What To Do With A Ghost

Last night Shirley and I went to another free concert at Pomona College. The Pomona College Orchestra preformed four pieces ending with Antonín Dvořák’s Symphony No. 8 in G major, Op 88 (1889). The highlight of the evening was Anatolia Maya Evarkiou-Kaku’s flute solo performance of Georges Hüe’s “Fanaisie” (1923). Ms Evarkiou-Kaku’s wonderful solo made the entertaining if otherwise uneventful concert. It seems nearly compulsorily that every Pomona College concert premiere a work by Karl Kohn. Last night the orchestra preformed “Return” which Kohn wrote in 1990. Like my general view of Kohn’s work, I found that “Return” had great, amazing, wonderful moments and then it had other moments. I don’t want to be overly critical. Some of Kohn’s work I enjoy more than I do others. My opinion is strictly that, my opinion. Besides, while I don’t know them beyond their music, Professor Kohn and his wife sat to our right in the row in front of us and we will no doubt see them again next week.
But this post isn’t about music. It’s about ghosts and how to get rid of them. The first piece of the evening was Manuel de Falla’s “Ritual Fire Dance” (1915). The program told us this about “Ritual Fire Dance.”
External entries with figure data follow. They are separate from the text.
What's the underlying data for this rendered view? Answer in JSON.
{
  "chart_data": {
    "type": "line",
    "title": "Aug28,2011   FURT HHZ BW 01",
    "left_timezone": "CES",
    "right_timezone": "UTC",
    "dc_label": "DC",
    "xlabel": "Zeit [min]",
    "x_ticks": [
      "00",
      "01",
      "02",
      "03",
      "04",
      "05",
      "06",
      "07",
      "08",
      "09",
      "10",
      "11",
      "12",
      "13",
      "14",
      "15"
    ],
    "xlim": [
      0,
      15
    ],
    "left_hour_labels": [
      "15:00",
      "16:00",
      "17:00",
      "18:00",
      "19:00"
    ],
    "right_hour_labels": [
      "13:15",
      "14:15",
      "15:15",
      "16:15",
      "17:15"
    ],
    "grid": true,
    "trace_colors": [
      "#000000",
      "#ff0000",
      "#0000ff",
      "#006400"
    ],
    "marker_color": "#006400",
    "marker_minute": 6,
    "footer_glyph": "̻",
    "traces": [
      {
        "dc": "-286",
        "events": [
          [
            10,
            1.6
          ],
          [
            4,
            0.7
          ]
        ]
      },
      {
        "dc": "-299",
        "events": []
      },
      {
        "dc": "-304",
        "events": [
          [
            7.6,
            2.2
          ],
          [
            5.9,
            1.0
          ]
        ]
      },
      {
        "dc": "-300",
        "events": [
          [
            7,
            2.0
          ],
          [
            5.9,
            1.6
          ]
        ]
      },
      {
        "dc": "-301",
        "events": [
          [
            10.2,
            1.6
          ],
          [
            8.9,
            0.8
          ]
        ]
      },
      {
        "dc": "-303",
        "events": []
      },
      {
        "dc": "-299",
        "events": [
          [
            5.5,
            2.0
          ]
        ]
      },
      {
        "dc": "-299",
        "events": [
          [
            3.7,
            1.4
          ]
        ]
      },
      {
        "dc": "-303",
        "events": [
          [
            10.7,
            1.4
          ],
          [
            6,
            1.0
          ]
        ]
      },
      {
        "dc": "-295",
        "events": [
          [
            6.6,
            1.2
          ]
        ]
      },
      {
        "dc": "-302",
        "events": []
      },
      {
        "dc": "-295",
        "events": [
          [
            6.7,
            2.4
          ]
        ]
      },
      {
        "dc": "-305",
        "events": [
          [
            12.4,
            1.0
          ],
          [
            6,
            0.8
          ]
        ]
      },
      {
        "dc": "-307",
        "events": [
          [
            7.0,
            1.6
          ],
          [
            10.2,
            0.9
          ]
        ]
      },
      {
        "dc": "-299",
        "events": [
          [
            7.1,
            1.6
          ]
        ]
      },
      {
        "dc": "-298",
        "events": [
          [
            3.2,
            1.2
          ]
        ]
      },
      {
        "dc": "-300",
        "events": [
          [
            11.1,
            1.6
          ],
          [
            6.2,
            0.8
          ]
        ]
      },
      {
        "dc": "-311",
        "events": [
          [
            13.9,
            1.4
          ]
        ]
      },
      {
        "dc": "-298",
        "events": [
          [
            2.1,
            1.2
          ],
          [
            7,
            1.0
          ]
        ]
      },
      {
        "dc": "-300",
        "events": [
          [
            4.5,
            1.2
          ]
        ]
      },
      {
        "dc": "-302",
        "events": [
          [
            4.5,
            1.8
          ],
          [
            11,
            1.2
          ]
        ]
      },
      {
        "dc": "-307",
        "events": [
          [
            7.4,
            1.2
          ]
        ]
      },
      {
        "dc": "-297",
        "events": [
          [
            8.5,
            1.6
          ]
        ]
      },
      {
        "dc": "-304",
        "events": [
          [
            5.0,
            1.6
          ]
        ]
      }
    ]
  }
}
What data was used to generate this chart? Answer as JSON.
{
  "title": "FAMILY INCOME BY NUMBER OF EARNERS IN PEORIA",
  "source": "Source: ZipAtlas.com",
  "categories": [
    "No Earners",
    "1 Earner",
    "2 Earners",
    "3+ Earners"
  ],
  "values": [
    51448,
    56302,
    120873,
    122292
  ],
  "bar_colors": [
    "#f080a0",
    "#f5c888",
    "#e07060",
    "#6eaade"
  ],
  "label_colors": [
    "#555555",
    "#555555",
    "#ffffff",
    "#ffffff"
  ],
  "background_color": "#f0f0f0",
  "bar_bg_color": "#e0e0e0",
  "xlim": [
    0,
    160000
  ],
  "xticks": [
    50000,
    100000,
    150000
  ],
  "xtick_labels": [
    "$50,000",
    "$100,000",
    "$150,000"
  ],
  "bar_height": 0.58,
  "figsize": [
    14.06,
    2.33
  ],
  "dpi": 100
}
A young Gypsy woman, Candélas, has fallen in love with Carmelo after being widowed by her unfaithful first husband. The ghost of the first husband continues to haunt the new couple, so in response, all of the Gypsy women build a bonfire and perform a ritual dance around it, summoning the ghost, with whom Candélas dances. As their movements accelerate, the ghost is drawn into the flames and destroyed. . .

The ghost is destroyed! No Mesopotamian ghost would put up with such treatment. Mesopotamian ghosts needed a decent and sometimes distant burial. The trick was to get them to adopt some object like a figurine as a physical body and then properly bury it. No self-respecting Mesopotamian ghost would allow himself to be worked up into such a frenzy that he would jump into a fire and be destroyed. But then, I guess the ghost of Candélas’ ex was not a Mesopotamian ghost.